Report finds processing costs out of control

The cost of processing each single farm payment has often exceeded the claim's value, according to the Public Accounts Committee.

In a report published on 15 July 2008, the House of Commons committee says that continuing problems with the Single Payment Scheme IT system have racked up high processing costs, as well as damaging the Rural Payments Agency's ability to provide farmers with information and to process their claims.

The committee found that claims cost about £750 each to process and in many cases exceeded the value of the claims. It says that cutting costs depends on greater automation in processing small, standard claims, as well as reducing staff costs through a reduction in overtime and shift working.

The scheme was introduced by the European Union in 2005 to replace 11 separate crop and livestock production subsidies. But in the first two years nearly 20,000 farmers received incorrect payments and overpayments reached £37m.

"Restoring farmers' confidence will depend on the agency's improving its business processes and IT systems to the point where it can process claims efficiently and promptly and tell farmers when they are likely to be paid," said the committee's chair, Edward Leigh.

He also warned that the agency's failure to implement the scheme properly could lead a fine of hundreds of millions of pounds from the European Commission.

The report says that the IT system had been "rigid and task based" and not suitable for processing farmers' claims. It says that implementation was rushed, leaving staff poorly equipped to process claims or deal with farmer's queries about the progress of their claims.

Modifications to IT systems have added to the overall cost of the Single Payment Scheme, which reached £258m in May 2006. The committee says that in 2007-08 a further £22.8m was spent on IT changes, with millions more planned.

Between January 2003 and March 2008 the agency's contractor Accenture was paid some £122m for IT support and development. Although the agency had planned to spend about £20m with the company over the next two financial years, new contract arrangements mean that Accenture will carry a share of the financial risk if it fails to deliver.
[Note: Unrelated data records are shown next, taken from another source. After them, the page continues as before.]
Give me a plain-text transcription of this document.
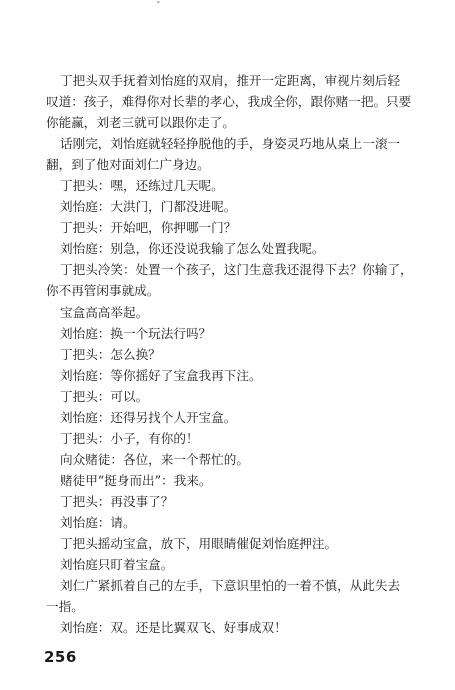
ˇ

丁把头双手抚着刘怡庭的双肩，推开一定距离，审视片刻后轻
叹道：孩子，难得你对长辈的孝心，我成全你，跟你赌一把。只要
你能赢，刘老三就可以跟你走了。

话刚完，刘怡庭就轻轻挣脱他的手，身姿灵巧地从桌上一滚一
翻，到了他对面刘仁广身边。

丁把头：嘿，还练过几天呢。

刘怡庭：大洪门，门都没进呢。

丁把头：开始吧，你押哪一门？

刘怡庭：别急，你还没说我输了怎么处置我呢。

丁把头冷笑：处置一个孩子，这门生意我还混得下去？你输了，
你不再管闲事就成。

宝盒高高举起。

刘怡庭：换一个玩法行吗？

丁把头：怎么换？

刘怡庭：等你摇好了宝盒我再下注。

丁把头：可以。

刘怡庭：还得另找个人开宝盒。

丁把头：小子，有你的！

向众赌徒：各位，来一个帮忙的。

赌徒甲“挺身而出”：我来。

丁把头：再没事了？

刘怡庭：请。

丁把头摇动宝盒，放下，用眼睛催促刘怡庭押注。

刘怡庭只盯着宝盒。

刘仁广紧抓着自己的左手，下意识里怕的一着不慎，从此失去
一指。

刘怡庭：双。还是比翼双飞、好事成双！

256
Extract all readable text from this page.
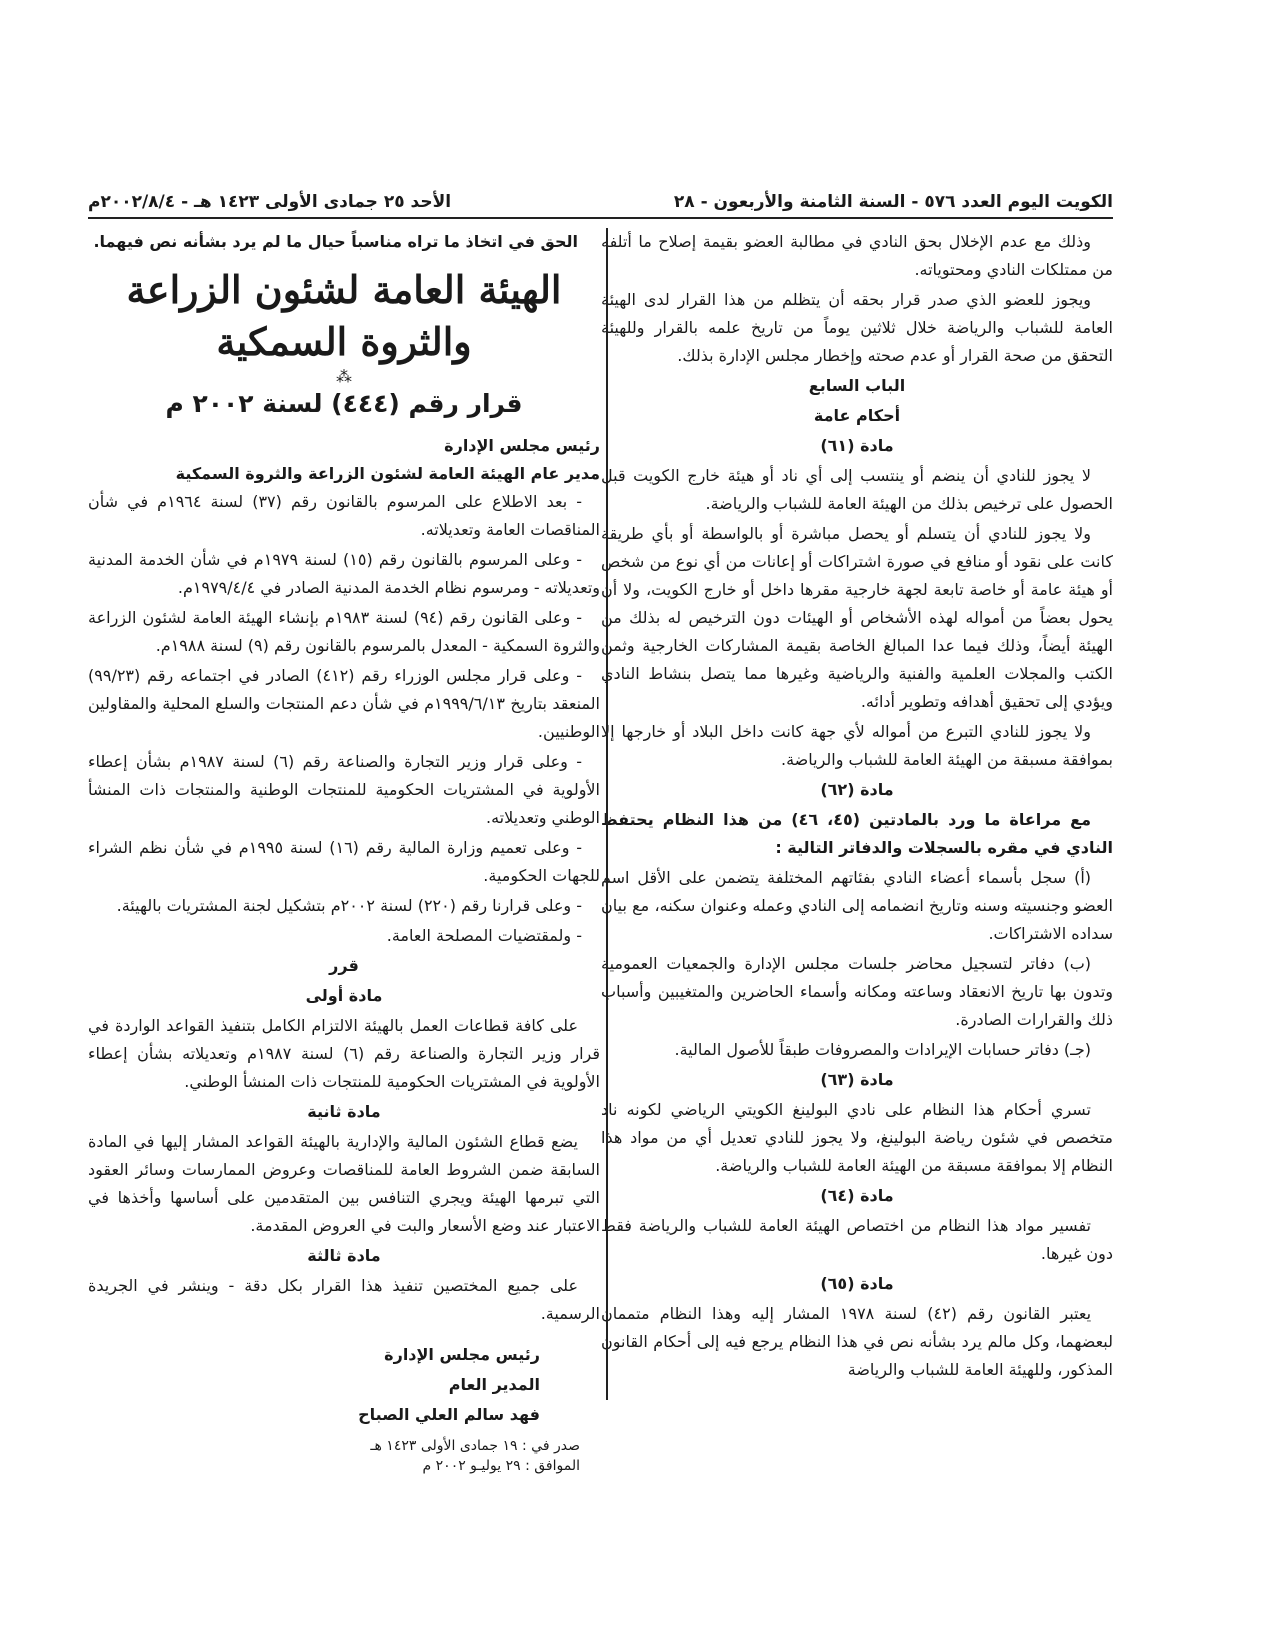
الكويت اليوم العدد ٥٧٦ - السنة الثامنة والأربعون - ٢٨
الأحد ٢٥ جمادى الأولى ١٤٢٣ هـ - ٢٠٠٢/٨/٤م

وذلك مع عدم الإخلال بحق النادي في مطالبة العضو بقيمة إصلاح ما أتلفه من ممتلكات النادي ومحتوياته.

ويجوز للعضو الذي صدر قرار بحقه أن يتظلم من هذا القرار لدى الهيئة العامة للشباب والرياضة خلال ثلاثين يوماً من تاريخ علمه بالقرار وللهيئة التحقق من صحة القرار أو عدم صحته وإخطار مجلس الإدارة بذلك.

الباب السابع
أحكام عامة
مادة (٦١)

لا يجوز للنادي أن ينضم أو ينتسب إلى أي ناد أو هيئة خارج الكويت قبل الحصول على ترخيص بذلك من الهيئة العامة للشباب والرياضة.

ولا يجوز للنادي أن يتسلم أو يحصل مباشرة أو بالواسطة أو بأي طريقة كانت على نقود أو منافع في صورة اشتراكات أو إعانات من أي نوع من شخص أو هيئة عامة أو خاصة تابعة لجهة خارجية مقرها داخل أو خارج الكويت، ولا أن يحول بعضاً من أمواله لهذه الأشخاص أو الهيئات دون الترخيص له بذلك من الهيئة أيضاً، وذلك فيما عدا المبالغ الخاصة بقيمة المشاركات الخارجية وثمن الكتب والمجلات العلمية والفنية والرياضية وغيرها مما يتصل بنشاط النادي ويؤدي إلى تحقيق أهدافه وتطوير أدائه.

ولا يجوز للنادي التبرع من أمواله لأي جهة كانت داخل البلاد أو خارجها إلا بموافقة مسبقة من الهيئة العامة للشباب والرياضة.

مادة (٦٢)

مع مراعاة ما ورد بالمادتين (٤٥، ٤٦) من هذا النظام يحتفظ النادي في مقره بالسجلات والدفاتر التالية :

(أ) سجل بأسماء أعضاء النادي بفئاتهم المختلفة يتضمن على الأقل اسم العضو وجنسيته وسنه وتاريخ انضمامه إلى النادي وعمله وعنوان سكنه، مع بيان سداده الاشتراكات.

(ب) دفاتر لتسجيل محاضر جلسات مجلس الإدارة والجمعيات العمومية وتدون بها تاريخ الانعقاد وساعته ومكانه وأسماء الحاضرين والمتغيبين وأسباب ذلك والقرارات الصادرة.

(جـ) دفاتر حسابات الإيرادات والمصروفات طبقاً للأصول المالية.

مادة (٦٣)

تسري أحكام هذا النظام على نادي البولينغ الكويتي الرياضي لكونه ناد متخصص في شئون رياضة البولينغ، ولا يجوز للنادي تعديل أي من مواد هذا النظام إلا بموافقة مسبقة من الهيئة العامة للشباب والرياضة.

مادة (٦٤)

تفسير مواد هذا النظام من اختصاص الهيئة العامة للشباب والرياضة فقط دون غيرها.

مادة (٦٥)

يعتبر القانون رقم (٤٢) لسنة ١٩٧٨ المشار إليه وهذا النظام متممان لبعضهما، وكل مالم يرد بشأنه نص في هذا النظام يرجع فيه إلى أحكام القانون المذكور، وللهيئة العامة للشباب والرياضة

الحق في اتخاذ ما تراه مناسباً حيال ما لم يرد بشأنه نص فيهما.

الهيئة العامة لشئون الزراعة والثروة السمكية
⁂
قرار رقم (٤٤٤) لسنة ٢٠٠٢ م
رئيس مجلس الإدارة
مدير عام الهيئة العامة لشئون الزراعة والثروة السمكية

- بعد الاطلاع على المرسوم بالقانون رقم (٣٧) لسنة ١٩٦٤م في شأن المناقصات العامة وتعديلاته.

- وعلى المرسوم بالقانون رقم (١٥) لسنة ١٩٧٩م في شأن الخدمة المدنية وتعديلاته - ومرسوم نظام الخدمة المدنية الصادر في ١٩٧٩/٤/٤م.

- وعلى القانون رقم (٩٤) لسنة ١٩٨٣م بإنشاء الهيئة العامة لشئون الزراعة والثروة السمكية - المعدل بالمرسوم بالقانون رقم (٩) لسنة ١٩٨٨م.

- وعلى قرار مجلس الوزراء رقم (٤١٢) الصادر في اجتماعه رقم (٩٩/٢٣) المنعقد بتاريخ ١٩٩٩/٦/١٣م في شأن دعم المنتجات والسلع المحلية والمقاولين الوطنيين.

- وعلى قرار وزير التجارة والصناعة رقم (٦) لسنة ١٩٨٧م بشأن إعطاء الأولوية في المشتريات الحكومية للمنتجات الوطنية والمنتجات ذات المنشأ الوطني وتعديلاته.

- وعلى تعميم وزارة المالية رقم (١٦) لسنة ١٩٩٥م في شأن نظم الشراء للجهات الحكومية.

- وعلى قرارنا رقم (٢٢٠) لسنة ٢٠٠٢م بتشكيل لجنة المشتريات بالهيئة.

- ولمقتضيات المصلحة العامة.

قرر
مادة أولى

على كافة قطاعات العمل بالهيئة الالتزام الكامل بتنفيذ القواعد الواردة في قرار وزير التجارة والصناعة رقم (٦) لسنة ١٩٨٧م وتعديلاته بشأن إعطاء الأولوية في المشتريات الحكومية للمنتجات ذات المنشأ الوطني.

مادة ثانية

يضع قطاع الشئون المالية والإدارية بالهيئة القواعد المشار إليها في المادة السابقة ضمن الشروط العامة للمناقصات وعروض الممارسات وسائر العقود التي تبرمها الهيئة ويجري التنافس بين المتقدمين على أساسها وأخذها في الاعتبار عند وضع الأسعار والبت في العروض المقدمة.

مادة ثالثة

على جميع المختصين تنفيذ هذا القرار بكل دقة - وينشر في الجريدة الرسمية.

رئيس مجلس الإدارة
المدير العام
فهد سالم العلي الصباح
صدر في : ١٩ جمادى الأولى ١٤٢٣ هـ
الموافق : ٢٩ يوليـو ٢٠٠٢ م
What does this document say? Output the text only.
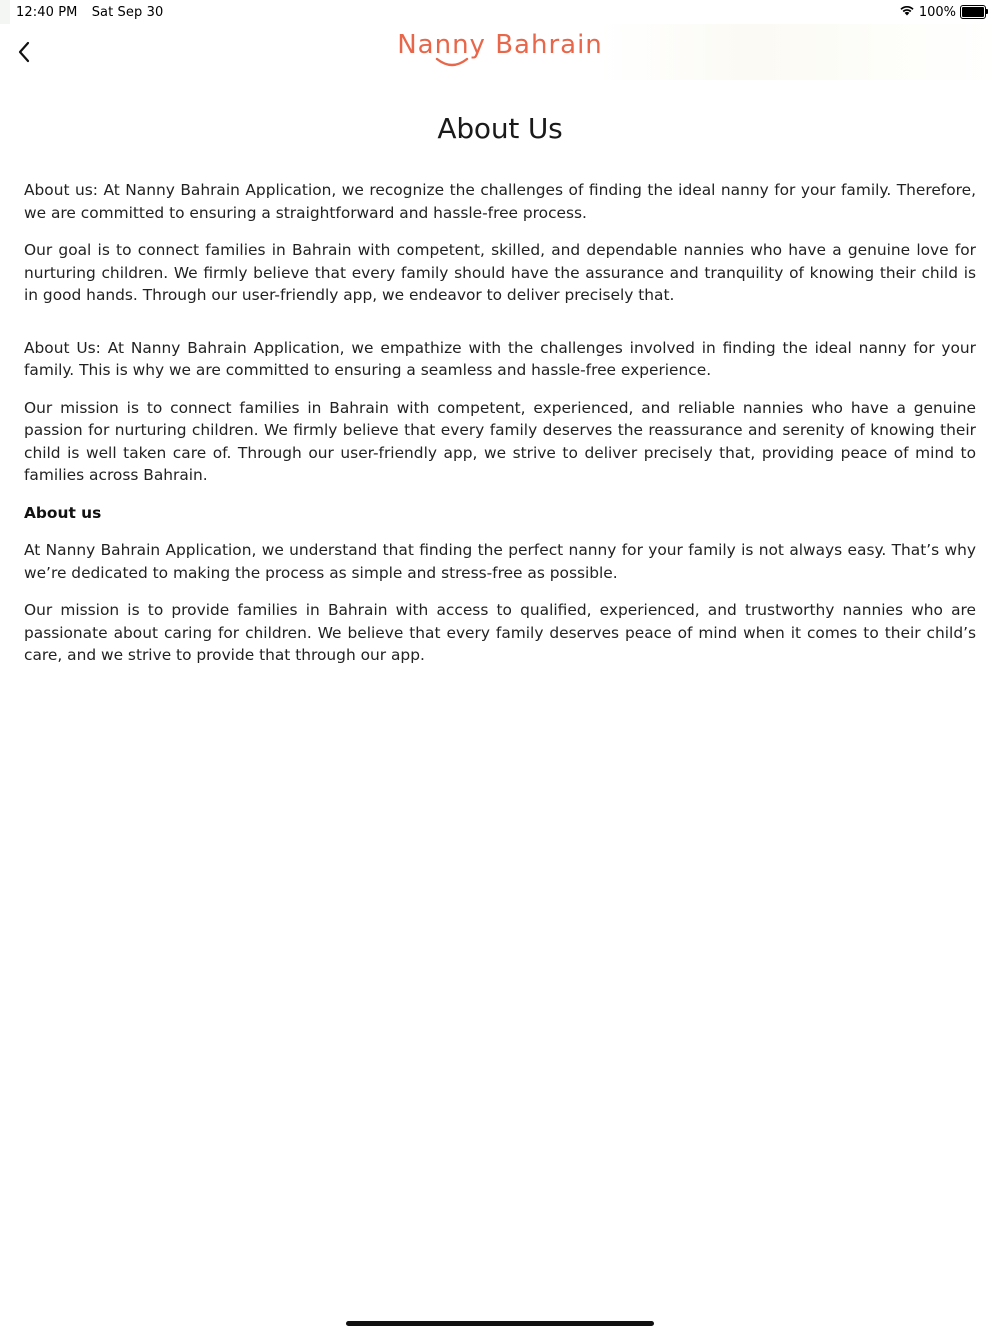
12:40 PM Sat Sep 30	100%
Nanny Bahrain
About Us

About us: At Nanny Bahrain Application, we recognize the challenges of finding the ideal nanny for your family. Therefore, we are committed to ensuring a straightforward and hassle-free process.

Our goal is to connect families in Bahrain with competent, skilled, and dependable nannies who have a genuine love for nurturing children. We firmly believe that every family should have the assurance and tranquility of knowing their child is in good hands. Through our user-friendly app, we endeavor to deliver precisely that.

About Us: At Nanny Bahrain Application, we empathize with the challenges involved in finding the ideal nanny for your family. This is why we are committed to ensuring a seamless and hassle-free experience.

Our mission is to connect families in Bahrain with competent, experienced, and reliable nannies who have a genuine passion for nurturing children. We firmly believe that every family deserves the reassurance and serenity of knowing their child is well taken care of. Through our user-friendly app, we strive to deliver precisely that, providing peace of mind to families across Bahrain.

About us

At Nanny Bahrain Application, we understand that finding the perfect nanny for your family is not always easy. That’s why we’re dedicated to making the process as simple and stress-free as possible.

Our mission is to provide families in Bahrain with access to qualified, experienced, and trustworthy nannies who are passionate about caring for children. We believe that every family deserves peace of mind when it comes to their child’s care, and we strive to provide that through our app.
Two other EU member states, Finland and Germany, had implemented the same scheme by "taking a more measured approach over a longer period of time," the report says, adding that UK ministers had underestimated the difficulty of implementing the scheme.

"Policy papers for ministers did not highlight all the risks of implementing this complex scheme against such a tight deadline," said Leigh. "Defra should check its processes for examining and challenging the assumptions in its policy proposals."